El periodista acusaba a Camacho de haber sido un vago en Pamplona. El de Cieza vino con mucho nombre, pero los jugadores pronto comprobaron con estupor que no preparaba los partidos, no daba instrucciones de estrategia y les solicitaba directamente que se autoorganizaran en el campo. “Sois profesionales y sabéis qué debéis hacer”, les decía. Con Camacho se instaló tal ambiente de flojera en los entrenamientos y en la preparación de los partidos que al final de su primera temporada todos los jugadores ya pidieron al presidente que lo echara.

No sé si las cosas sucedieron exactamente así. No soy ahora tan forofo como para haber seguido el asunto en detalle. Pero me interesa mucho la historia. En primer lugar como un ejemplo, muy verosímil, del fenómeno de la impostura, del abismo entre la imagen pública y la actuación privada y real de muchos personajes notorios.

Por no salir del terreno del deporte, así a botepronto me acuerdo de dos ejemplos un tanto extremos. En una película del siempre interesante Mario Camus, La vieja música, un entrenador de baloncesto con un supuesto prestigio notable en ligas norteamericanas llega a Lugo a dirigir al equipo local, y su segundo, su ayudante, descubre pronto que en realidad es un tipo que no tiene ni idea de cómo entrenar, que estamos ante un hombre que, bajo su seriedad y su prestancia, esconde una ignorancia absoluta del baloncesto. Más recientemente, otra película, Damned United, cuenta la historia de un entrenador de brillante trayectoria hasta que, sin la ayuda decisivo de su segundo, que se ha hartado de él, comprende aterrado que también carece de cualquier idea clara sobre lo que debe hacer con el Leed United, y fracasa con estrépito. Claro que en Osasuna la contribución del ayudante no ha sido tal: el segundo de Camacho, Pepe Carcelén, ha tenido todavía más fama de vago y jacarandoso que el murciano.

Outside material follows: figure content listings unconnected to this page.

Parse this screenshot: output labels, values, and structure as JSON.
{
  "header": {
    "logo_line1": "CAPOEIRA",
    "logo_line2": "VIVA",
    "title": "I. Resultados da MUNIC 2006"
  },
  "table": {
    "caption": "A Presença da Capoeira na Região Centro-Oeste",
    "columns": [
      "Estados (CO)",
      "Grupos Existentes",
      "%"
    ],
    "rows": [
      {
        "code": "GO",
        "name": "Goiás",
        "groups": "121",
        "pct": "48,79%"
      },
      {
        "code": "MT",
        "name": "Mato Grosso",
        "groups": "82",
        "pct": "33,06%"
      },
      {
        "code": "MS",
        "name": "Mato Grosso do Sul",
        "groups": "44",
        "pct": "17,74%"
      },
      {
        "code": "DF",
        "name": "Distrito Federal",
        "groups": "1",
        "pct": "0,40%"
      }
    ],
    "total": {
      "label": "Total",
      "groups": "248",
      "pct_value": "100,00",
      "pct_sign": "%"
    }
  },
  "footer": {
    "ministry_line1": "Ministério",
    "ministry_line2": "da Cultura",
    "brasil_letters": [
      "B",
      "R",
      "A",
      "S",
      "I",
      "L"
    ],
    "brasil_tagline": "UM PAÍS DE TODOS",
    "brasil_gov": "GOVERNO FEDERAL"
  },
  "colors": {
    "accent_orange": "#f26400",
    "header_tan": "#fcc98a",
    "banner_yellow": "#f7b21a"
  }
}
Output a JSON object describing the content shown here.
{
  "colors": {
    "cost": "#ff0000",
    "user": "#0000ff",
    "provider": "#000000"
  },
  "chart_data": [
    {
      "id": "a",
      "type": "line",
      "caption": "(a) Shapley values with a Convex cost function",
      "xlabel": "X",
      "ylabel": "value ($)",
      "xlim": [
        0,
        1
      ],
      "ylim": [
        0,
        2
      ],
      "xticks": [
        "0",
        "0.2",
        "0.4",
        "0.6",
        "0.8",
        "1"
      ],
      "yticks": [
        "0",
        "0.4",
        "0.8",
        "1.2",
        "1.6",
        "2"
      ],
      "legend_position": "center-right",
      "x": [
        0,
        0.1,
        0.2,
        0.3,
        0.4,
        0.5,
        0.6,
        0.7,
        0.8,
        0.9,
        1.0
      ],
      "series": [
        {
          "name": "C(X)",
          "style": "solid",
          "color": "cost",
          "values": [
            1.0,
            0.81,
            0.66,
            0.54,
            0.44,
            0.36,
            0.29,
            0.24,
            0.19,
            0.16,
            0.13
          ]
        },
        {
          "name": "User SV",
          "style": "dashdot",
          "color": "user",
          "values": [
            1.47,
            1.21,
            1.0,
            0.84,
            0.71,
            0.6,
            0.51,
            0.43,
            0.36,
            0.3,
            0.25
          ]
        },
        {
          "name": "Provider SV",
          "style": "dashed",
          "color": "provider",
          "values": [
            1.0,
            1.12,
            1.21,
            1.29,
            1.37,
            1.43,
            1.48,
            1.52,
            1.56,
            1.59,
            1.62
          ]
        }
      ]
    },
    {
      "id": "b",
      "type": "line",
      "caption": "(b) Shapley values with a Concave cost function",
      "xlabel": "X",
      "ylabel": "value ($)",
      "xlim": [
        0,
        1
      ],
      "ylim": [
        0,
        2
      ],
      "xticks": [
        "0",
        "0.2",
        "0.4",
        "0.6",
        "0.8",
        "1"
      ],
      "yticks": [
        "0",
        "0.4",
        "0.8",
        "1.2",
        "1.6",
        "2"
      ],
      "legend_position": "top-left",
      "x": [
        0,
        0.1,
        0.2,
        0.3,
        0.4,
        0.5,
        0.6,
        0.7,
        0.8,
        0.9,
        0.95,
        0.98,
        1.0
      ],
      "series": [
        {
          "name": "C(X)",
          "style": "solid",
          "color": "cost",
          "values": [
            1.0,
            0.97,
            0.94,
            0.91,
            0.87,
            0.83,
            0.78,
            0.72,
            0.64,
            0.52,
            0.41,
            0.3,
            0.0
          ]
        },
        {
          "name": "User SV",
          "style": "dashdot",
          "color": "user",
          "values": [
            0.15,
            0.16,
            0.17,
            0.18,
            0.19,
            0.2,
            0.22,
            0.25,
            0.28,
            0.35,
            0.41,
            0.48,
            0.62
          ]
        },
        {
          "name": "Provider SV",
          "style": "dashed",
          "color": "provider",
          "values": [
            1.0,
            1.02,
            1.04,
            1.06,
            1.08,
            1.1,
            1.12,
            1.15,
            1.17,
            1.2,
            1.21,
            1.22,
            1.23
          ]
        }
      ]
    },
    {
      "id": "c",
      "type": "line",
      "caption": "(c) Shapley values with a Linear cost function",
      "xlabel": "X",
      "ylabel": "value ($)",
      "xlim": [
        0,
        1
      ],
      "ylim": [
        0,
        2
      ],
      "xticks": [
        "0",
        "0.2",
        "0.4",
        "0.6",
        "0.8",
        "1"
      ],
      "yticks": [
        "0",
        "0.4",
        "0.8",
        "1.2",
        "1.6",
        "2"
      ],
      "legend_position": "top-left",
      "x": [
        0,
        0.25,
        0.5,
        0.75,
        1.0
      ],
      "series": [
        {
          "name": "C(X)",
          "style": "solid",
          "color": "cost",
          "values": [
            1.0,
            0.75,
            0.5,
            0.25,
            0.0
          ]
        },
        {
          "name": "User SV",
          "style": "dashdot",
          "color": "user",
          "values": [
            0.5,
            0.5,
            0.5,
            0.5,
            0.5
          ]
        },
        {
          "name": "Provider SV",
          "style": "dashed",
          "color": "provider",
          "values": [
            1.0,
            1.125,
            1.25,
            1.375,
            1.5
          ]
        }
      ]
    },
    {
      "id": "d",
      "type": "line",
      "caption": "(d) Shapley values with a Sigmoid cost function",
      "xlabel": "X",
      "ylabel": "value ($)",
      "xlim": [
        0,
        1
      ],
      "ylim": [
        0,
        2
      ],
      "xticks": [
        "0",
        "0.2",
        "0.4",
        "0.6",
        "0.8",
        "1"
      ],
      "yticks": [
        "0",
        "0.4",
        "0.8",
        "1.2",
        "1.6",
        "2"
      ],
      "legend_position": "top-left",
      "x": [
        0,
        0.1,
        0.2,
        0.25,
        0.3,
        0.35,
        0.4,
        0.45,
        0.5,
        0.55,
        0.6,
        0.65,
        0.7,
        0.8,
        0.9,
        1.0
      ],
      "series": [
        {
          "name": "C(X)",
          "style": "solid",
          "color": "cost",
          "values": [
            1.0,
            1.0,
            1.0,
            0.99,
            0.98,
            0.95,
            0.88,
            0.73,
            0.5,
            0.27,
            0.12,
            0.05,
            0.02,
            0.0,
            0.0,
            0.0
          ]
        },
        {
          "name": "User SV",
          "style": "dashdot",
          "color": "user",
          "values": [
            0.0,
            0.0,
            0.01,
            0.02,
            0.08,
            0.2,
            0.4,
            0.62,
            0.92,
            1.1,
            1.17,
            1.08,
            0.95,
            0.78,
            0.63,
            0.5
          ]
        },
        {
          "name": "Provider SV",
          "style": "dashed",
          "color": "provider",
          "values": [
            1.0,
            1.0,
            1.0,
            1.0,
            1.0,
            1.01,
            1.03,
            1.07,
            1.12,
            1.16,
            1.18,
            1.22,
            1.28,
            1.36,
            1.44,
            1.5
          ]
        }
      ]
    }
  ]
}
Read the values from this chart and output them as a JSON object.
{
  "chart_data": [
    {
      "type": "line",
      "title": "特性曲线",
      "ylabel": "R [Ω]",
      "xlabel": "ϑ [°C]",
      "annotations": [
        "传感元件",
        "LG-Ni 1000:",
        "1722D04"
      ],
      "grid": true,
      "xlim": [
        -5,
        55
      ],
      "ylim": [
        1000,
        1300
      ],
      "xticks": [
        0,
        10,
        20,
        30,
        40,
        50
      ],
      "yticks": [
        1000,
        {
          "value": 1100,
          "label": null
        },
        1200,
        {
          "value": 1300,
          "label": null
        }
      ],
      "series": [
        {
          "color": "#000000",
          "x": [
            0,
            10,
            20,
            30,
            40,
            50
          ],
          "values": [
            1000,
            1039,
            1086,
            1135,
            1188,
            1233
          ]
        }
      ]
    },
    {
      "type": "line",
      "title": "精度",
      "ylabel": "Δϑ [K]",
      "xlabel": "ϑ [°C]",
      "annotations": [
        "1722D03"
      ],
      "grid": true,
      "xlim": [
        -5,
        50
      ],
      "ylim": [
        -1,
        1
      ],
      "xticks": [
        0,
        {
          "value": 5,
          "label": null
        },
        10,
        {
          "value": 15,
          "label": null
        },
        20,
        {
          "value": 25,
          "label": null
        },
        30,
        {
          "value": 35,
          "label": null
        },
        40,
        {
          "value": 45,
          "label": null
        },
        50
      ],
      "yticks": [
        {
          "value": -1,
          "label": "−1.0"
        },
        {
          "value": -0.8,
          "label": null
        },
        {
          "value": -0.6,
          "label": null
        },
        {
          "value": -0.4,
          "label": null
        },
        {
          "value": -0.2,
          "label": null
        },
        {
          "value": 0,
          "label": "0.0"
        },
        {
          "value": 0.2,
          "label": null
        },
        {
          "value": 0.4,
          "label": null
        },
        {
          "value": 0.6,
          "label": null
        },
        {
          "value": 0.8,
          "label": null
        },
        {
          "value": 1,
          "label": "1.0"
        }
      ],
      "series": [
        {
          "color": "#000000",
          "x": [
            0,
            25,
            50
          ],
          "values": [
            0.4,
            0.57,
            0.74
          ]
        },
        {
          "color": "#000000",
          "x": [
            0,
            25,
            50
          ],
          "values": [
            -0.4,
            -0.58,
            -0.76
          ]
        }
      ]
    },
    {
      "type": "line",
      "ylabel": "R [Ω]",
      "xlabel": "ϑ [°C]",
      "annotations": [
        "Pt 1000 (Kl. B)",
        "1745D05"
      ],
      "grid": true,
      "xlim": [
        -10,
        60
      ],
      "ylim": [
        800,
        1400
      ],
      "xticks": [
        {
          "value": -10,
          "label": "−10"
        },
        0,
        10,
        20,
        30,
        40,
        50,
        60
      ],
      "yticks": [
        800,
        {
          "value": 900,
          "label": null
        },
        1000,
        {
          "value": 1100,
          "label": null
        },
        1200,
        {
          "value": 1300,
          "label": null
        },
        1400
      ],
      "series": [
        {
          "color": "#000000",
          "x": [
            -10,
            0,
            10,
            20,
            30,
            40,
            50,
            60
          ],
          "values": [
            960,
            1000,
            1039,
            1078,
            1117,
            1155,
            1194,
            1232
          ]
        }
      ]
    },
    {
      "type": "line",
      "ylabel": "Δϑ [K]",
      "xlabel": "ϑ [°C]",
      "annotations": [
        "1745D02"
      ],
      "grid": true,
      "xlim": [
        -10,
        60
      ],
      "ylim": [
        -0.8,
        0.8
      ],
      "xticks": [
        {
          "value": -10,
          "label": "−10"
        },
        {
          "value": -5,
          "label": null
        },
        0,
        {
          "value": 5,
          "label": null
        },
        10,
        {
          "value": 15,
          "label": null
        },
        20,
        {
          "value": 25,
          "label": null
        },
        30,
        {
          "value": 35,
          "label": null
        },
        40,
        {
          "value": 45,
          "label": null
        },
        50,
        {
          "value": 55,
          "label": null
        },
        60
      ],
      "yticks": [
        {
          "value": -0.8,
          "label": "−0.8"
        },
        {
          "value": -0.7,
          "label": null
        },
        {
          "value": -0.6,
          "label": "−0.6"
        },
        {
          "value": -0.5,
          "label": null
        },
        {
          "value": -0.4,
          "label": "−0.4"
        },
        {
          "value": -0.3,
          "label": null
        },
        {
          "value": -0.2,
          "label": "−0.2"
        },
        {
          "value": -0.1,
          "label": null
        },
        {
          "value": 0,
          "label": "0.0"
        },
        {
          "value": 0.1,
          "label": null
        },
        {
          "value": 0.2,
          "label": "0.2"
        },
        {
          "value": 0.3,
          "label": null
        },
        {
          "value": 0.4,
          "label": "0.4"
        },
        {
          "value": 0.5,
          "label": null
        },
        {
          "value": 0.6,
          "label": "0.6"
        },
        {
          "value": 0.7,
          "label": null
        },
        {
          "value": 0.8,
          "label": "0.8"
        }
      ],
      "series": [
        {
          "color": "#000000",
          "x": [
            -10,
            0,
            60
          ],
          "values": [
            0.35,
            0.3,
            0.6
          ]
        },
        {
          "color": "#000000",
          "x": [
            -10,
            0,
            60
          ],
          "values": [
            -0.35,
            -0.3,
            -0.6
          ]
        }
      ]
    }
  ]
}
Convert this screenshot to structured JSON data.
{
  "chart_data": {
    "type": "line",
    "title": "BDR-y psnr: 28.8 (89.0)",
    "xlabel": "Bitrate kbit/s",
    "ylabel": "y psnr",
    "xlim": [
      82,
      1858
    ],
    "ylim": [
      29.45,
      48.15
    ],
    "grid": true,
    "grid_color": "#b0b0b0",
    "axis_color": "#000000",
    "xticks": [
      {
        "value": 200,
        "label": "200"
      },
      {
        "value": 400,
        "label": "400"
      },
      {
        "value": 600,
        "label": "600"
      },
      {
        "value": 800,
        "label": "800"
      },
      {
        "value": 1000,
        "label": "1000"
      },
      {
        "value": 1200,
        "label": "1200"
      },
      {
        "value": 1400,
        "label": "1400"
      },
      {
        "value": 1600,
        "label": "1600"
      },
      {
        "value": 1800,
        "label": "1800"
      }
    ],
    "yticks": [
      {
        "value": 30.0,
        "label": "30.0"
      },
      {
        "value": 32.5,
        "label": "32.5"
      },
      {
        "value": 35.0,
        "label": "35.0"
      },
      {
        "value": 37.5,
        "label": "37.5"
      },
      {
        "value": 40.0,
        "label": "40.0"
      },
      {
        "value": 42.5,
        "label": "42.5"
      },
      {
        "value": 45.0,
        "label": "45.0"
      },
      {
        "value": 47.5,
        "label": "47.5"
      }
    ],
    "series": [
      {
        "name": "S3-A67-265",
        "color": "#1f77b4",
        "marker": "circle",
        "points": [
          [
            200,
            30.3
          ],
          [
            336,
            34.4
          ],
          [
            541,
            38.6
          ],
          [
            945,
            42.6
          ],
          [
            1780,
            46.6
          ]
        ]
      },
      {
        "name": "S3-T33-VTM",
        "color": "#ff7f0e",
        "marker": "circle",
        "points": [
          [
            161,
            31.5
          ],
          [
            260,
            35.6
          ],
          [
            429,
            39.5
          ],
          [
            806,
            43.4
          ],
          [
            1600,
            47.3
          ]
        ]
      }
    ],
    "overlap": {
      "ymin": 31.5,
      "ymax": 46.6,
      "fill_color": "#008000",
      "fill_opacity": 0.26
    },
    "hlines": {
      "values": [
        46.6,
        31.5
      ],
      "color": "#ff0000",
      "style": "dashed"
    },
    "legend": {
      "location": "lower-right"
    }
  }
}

El episodio de Camacho tiene otra vertiente que me interesa más. Camacho fue de joven un gran lateral, trabajador, peleón, seguro, pero su trayectoria como entrenador, muy prometedora en sus inicios, dibuja con los años una pronunciada cuesta abajo, un declive que parece imparable.

¿Cuánta gente que conozco no va sufriendo una evolución similar a la de Camacho, de camino hacia versiones de sí mismo progresivamente peores? ¿Cuánta gente no es menos conforme pasan los años? Dejando de lado el inevitable declive físico, ¿cuánta gente tenía, o lo parecía al menos, más fuerza vital de joven, más arrojo, más curiosidad, más interés y más ganas de hacer cosas?

18 febrero 2011

Post-it

“Te ha llamado Magaly Marín”. Tengo un post-it sobre mi mesa de trabajo desde hace diez días que empieza así. Magaly, siempre tan amable, quería hablar conmigo de un asunto no muy urgente. A los dos días me la encontré en la calle y cruzamos tres palabras, porque ambos llevábamos prisa, y quedamos en ver cuándo podíamos charlar con más calma de lo que había motivado su llamada. No será posible. Esa misma jornada Magaly tuvo un ataque que la dejó agonizante, y a los tres días murió.

No me decido a tirar el post-it. No sé muy bien por qué, pero ahí lo tengo, inútil a estas alturas.

Hoy, al comienzo de una crítica de cine, leo en El País que “nuestras vidas penden de un hilo. Por mucho que nos aferremos al control, a la estabilidad, a la seguridad que nos ofrecen ciertos detalles de nuestro entorno, todo se puede ir a pique por un golpe del destino, por el azar, por un par de segundos arriba o abajo”.

Esto, ya sé, es un tópico, ese tipo de generalidades ciertas pero inevitablemente manidas. Sin embargo, yo miro con frecuencia el post-it.